The paper's website announced an internal investigation into how such an idea was ever even considered. Meanwhile, the paper's executive editor, Marcus Brauchli, and its CEO, Donald Graham, are spending this week meeting with small groups of reporters to assure them the whole thing was a mistake. "We should be in the business of shining bright lights on dark corners, not creating the dark corners," Mr Brauchli said.

"I thought it was helpful," a veteran political reporter at the paper, Dan Balz, said of the newsroom huddles. "I thought they were forthcoming in trying to explain how it happened. I think everyone still has questions about how this collective breakdown occurred."

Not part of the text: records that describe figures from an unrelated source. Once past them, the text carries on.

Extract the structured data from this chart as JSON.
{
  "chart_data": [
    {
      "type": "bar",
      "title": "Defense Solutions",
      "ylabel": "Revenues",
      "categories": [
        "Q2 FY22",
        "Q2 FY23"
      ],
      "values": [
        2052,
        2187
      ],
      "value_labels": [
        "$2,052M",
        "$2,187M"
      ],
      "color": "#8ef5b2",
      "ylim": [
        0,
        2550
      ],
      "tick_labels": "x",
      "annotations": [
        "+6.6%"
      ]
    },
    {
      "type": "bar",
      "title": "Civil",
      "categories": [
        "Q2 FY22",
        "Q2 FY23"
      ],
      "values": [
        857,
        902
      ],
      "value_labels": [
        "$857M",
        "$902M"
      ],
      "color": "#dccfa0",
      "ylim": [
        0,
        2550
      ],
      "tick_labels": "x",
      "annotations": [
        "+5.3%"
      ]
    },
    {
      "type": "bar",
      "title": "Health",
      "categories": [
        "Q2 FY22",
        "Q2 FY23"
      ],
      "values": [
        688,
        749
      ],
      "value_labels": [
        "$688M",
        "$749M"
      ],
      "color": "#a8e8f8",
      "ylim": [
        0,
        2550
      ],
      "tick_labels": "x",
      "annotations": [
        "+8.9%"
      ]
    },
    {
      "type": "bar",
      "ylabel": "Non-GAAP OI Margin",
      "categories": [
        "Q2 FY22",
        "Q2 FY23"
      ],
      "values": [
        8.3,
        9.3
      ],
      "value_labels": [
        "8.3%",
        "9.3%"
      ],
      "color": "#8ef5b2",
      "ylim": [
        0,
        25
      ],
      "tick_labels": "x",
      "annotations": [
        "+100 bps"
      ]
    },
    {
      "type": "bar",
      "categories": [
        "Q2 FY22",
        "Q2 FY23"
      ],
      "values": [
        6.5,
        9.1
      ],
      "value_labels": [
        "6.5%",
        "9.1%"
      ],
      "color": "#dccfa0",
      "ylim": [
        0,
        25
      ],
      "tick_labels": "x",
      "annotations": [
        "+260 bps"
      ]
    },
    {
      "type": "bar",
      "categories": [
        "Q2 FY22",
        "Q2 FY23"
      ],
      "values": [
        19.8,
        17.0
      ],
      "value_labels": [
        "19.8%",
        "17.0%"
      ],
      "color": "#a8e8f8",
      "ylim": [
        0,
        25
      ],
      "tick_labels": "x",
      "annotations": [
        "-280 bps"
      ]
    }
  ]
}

It could be argued, of course, that this is a very American brouhaha. Virtually from birth, reporters in the US are drilled with a rigid code of ethics and objectivity that can get in the way of informative and – heaven forefend – stimulating journalism. Lobbyists invited to these dinners would have been paying partly for access to the reporters, and some – presumably including those behind the idea at the Post – would say that the reporters could benefit as well. But even the slightest suggestion of a conflict is anathema in serious journalistic circles in the US.

The New York Times, engaged in its own struggle to divine new sources of revenue in an increasingly disastrous business environment, actually opined that the revelations at the Post were a "grievous wound" to its reputation.

"It sort of pits the newspaper's loyalty to its entire audience against the loyalty of a handful of people who have a lot of money and access," explained Kelly McBride of the Poynter Institute, a respected journalism think tank. "We can't allow our desperate need to make money to undermine our core credibility."